Girls Rule. Or at Least, they Should Have the Option to

The issue of whether girls are entitled to inherit - be it the throne, a title, or a whacking great pile somewhere in the heart of Berkshire floggable to passing film crews - isn't one that'll affect most of us on a personal level. And yet I still find it shocking that it's taken until 2011 for it to come up as a parliamentary issue.

Primogeniture is once again back in the news - and this time, it's nothing to do with bloody Downton Abbey (I know, I know: I'll get kicked out of the girl club for saying so, but - whisper it - I just don't care about it). Rather, that the chances of Wills and Kate popping out a sprog in the near future (can you say 'popping out a sprog if it's a royal sprog? Is that the sort of thing that passes for treason?) is probably pretty high, and the chances of said sprog (eh. May as well hang for a sheep as a lamb) being a girl are, well...one in two, really, aren't they?

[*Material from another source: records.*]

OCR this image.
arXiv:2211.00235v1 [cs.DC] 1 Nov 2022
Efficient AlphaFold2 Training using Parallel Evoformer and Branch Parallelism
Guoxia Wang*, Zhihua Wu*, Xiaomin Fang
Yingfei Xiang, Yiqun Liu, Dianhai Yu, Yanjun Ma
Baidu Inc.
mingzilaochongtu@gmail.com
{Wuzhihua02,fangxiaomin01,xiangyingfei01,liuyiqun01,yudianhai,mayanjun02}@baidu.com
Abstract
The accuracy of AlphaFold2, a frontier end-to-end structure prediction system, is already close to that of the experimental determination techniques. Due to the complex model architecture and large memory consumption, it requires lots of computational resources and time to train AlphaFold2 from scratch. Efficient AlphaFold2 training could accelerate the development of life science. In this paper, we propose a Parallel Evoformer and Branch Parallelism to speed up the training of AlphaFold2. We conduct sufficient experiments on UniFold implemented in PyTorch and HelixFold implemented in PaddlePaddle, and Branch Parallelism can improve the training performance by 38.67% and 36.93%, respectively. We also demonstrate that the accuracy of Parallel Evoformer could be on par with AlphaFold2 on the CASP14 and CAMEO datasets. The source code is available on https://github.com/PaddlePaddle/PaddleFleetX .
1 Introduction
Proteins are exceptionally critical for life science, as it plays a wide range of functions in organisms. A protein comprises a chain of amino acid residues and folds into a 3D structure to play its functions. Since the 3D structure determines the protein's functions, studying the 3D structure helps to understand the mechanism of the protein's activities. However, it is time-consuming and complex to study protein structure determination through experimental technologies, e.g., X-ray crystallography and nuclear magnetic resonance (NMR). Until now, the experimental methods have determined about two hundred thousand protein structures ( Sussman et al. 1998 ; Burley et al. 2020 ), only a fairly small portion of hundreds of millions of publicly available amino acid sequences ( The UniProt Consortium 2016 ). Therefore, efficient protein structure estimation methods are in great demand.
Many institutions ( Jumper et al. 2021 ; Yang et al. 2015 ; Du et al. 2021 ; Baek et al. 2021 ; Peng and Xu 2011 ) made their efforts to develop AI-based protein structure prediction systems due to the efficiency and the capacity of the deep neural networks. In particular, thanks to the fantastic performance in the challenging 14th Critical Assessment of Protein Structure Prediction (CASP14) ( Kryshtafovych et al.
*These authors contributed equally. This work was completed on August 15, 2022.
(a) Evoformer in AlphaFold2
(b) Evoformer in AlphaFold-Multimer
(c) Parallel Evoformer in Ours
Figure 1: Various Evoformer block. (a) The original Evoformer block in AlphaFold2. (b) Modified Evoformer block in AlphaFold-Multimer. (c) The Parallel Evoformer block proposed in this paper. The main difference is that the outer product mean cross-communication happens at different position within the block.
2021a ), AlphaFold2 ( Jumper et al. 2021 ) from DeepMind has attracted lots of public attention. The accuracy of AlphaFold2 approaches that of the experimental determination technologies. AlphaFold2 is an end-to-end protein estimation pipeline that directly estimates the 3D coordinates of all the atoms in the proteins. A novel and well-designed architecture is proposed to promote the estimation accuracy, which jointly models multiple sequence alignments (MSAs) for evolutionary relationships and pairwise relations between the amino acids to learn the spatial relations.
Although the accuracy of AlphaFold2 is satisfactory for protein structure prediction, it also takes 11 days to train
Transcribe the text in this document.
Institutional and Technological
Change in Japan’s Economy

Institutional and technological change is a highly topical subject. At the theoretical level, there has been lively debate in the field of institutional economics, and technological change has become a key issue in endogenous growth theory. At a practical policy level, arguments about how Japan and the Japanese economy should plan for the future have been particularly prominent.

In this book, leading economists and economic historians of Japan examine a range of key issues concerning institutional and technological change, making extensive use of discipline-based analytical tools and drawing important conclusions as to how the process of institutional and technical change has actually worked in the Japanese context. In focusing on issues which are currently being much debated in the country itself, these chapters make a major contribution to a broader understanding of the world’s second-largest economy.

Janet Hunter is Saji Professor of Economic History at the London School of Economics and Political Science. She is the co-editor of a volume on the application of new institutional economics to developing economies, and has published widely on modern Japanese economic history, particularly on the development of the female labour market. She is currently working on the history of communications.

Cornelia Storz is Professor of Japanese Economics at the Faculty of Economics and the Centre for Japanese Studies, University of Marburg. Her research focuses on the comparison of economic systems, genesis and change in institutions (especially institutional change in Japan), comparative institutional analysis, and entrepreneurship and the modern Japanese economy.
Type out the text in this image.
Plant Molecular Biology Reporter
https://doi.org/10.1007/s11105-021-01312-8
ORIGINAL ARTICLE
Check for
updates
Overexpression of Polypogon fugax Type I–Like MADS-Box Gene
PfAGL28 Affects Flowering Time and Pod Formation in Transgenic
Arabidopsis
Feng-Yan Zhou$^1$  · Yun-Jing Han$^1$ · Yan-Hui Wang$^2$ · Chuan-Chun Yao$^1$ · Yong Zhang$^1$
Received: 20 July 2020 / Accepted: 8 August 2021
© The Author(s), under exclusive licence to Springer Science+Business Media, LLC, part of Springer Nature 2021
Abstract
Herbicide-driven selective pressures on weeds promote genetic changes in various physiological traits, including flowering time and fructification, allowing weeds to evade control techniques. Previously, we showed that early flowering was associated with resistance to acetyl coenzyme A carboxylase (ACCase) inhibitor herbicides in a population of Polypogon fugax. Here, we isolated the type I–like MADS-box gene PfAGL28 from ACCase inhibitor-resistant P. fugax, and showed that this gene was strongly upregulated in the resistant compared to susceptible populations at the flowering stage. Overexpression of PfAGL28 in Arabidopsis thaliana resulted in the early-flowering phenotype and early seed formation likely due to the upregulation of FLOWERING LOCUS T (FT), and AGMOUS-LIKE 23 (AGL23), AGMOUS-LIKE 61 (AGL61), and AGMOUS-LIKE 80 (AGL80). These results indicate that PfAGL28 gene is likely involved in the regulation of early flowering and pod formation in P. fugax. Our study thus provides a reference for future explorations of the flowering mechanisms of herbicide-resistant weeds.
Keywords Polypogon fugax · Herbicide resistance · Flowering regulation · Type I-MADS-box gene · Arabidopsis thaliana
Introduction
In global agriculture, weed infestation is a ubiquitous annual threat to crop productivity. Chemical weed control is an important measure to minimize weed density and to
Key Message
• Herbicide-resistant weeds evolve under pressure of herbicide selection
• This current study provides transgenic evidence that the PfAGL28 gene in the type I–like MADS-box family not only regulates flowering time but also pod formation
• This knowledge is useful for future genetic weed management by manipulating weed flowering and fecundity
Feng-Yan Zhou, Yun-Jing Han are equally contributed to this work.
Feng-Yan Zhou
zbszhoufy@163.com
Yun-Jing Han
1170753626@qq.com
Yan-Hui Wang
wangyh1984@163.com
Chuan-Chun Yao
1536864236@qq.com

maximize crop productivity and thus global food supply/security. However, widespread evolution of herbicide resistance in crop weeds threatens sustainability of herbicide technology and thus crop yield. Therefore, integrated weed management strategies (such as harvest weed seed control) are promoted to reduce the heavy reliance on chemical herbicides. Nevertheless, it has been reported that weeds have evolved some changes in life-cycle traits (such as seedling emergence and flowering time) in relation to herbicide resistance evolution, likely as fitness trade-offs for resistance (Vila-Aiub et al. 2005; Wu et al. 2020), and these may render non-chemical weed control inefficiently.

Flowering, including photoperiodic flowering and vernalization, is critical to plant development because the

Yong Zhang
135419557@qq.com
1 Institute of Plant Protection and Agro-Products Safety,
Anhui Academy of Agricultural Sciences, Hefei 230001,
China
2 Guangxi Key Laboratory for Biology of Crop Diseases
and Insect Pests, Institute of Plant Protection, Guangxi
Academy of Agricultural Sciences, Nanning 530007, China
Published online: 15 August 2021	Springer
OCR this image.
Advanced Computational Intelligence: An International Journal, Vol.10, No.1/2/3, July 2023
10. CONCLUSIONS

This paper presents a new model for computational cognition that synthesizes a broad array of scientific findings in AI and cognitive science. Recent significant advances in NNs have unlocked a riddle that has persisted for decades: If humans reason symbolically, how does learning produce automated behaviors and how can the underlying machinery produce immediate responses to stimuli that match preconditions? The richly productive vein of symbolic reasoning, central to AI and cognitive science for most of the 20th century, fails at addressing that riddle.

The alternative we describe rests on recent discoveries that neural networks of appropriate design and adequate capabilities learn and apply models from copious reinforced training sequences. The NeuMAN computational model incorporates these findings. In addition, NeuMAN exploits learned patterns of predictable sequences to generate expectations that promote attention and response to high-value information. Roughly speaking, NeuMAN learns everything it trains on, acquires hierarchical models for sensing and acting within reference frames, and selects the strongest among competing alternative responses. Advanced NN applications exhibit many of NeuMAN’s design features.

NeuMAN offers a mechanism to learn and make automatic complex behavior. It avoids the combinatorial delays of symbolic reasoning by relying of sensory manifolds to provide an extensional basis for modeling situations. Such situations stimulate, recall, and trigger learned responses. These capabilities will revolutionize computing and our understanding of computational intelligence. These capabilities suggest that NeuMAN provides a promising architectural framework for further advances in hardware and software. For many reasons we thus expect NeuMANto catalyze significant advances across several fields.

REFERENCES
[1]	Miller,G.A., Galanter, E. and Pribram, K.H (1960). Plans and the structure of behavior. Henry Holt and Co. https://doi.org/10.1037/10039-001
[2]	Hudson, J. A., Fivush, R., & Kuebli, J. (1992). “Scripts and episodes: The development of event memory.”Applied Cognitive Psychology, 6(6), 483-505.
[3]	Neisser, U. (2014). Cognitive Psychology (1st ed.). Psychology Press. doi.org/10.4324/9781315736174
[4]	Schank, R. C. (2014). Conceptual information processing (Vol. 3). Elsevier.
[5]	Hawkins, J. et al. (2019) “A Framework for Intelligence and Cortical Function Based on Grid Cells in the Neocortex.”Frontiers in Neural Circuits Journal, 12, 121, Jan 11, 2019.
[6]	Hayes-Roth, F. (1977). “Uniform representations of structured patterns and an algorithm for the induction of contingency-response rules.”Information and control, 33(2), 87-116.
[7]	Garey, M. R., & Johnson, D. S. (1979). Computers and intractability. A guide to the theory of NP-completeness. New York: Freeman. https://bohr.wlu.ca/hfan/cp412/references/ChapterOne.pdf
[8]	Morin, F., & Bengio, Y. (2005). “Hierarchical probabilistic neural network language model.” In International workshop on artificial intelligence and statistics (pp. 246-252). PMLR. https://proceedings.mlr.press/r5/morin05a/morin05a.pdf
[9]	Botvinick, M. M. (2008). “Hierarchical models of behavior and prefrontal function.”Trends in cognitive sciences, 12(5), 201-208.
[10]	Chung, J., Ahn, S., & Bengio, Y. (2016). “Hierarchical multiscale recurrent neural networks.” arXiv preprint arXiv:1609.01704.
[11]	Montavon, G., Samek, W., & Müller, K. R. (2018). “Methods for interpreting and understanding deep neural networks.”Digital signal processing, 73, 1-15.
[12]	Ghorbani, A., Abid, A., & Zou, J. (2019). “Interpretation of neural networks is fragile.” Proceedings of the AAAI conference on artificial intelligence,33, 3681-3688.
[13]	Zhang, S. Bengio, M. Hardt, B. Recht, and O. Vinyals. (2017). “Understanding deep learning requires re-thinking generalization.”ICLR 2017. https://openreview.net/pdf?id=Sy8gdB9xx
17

As a result, one of the ongoing consequences of the spring's Royal Wedding - other than a continued and frankly unhealthy interest in the whereabouts, whys and wherefores of Pippa Middleton and the famous bottom - is that a centuries-old custom, usually the sole concern of the landed gentry, has found itself thrust into the spotlight.

The issue of whether girls are entitled to inherit - be it the throne, a title, or a whacking great pile somewhere in the heart of Berkshire floggable to passing film crews - isn't one that'll affect most of us on a personal level. And yet I still find it shocking that it's taken until 2011 for it to come up as a parliamentary issue.

Obviously, primogeniture isn't an issue that's at the top of the priority tree - nor should it be - and it's only come up now because the possibility of an imminent royal baby has forced it. But that doesn't take away from the fact that, at a time when the President of Liberia can be Nobel prize-winning and female, if you've got a nice pile in the wilds of Northumberland, you won't get your mitts on it if your brother happens to be a minute or so older.

Clearly, to those it directly affects, the issue can be a heated one, and if you're the eldest boy in a family then it's in your interests that the status quo remains. But that doesn't mean it's right for things to continue the way they are.

And even before the famous bottom wiggled down the aisle, a survey conducted at the beginning of the year on behalf of aristocrat (and property voyeur) favourite Country Life suggested that attitudes towards the practice have been shifting over time, with more and more landowners feeling it's acceptable not to leave an estate to the eldest child.

I can see there's an argument for wanting to make sure that, when you pass on an estate that's been in family for generations, it's going to stay in one piece, rather than being divvied up into small pieces and lost to the economic winds.

But surely that doesn't mean it needs to go to the eldest boy? What makes boys, and eldest boys in particular, so special? Historically, some parts of the world practised lineal primogeniture - inheritance of the eldest child regardless of sex. And quite honestly, I'm not sure there's a need for an inheritance to go even to the eldest child, as the practice of ultimogeniture - leaving everything to the youngest child - would suggest.

But surely if the priority is keeping whatever you're handing over inside the family, then it should go to the person most capable of looking after it as a going concern, regardless of someone's age or gender. If the IQ of Lord Whatever's three daughters means they wouldn't look out of place on Made in Chelsea, then inherit their baby brother. But, by the same token, the Dowager Duchess of Devonshire hasn't done too badly with the little place she's been running for the past few years - and, one might argue, to a rather higher degree of renown than her uncle, to whom her father's title passed.

You needn't even fear the place drops out of the family name once your clever daughter runs off and gets married - she is quite permitted to keep her own name these days.

Other than it being tradition - of which we English are admittedly so fond - there's no reason at all for it to continue. And given that two of the most successful monarchs we've had have been women, about bloody time too.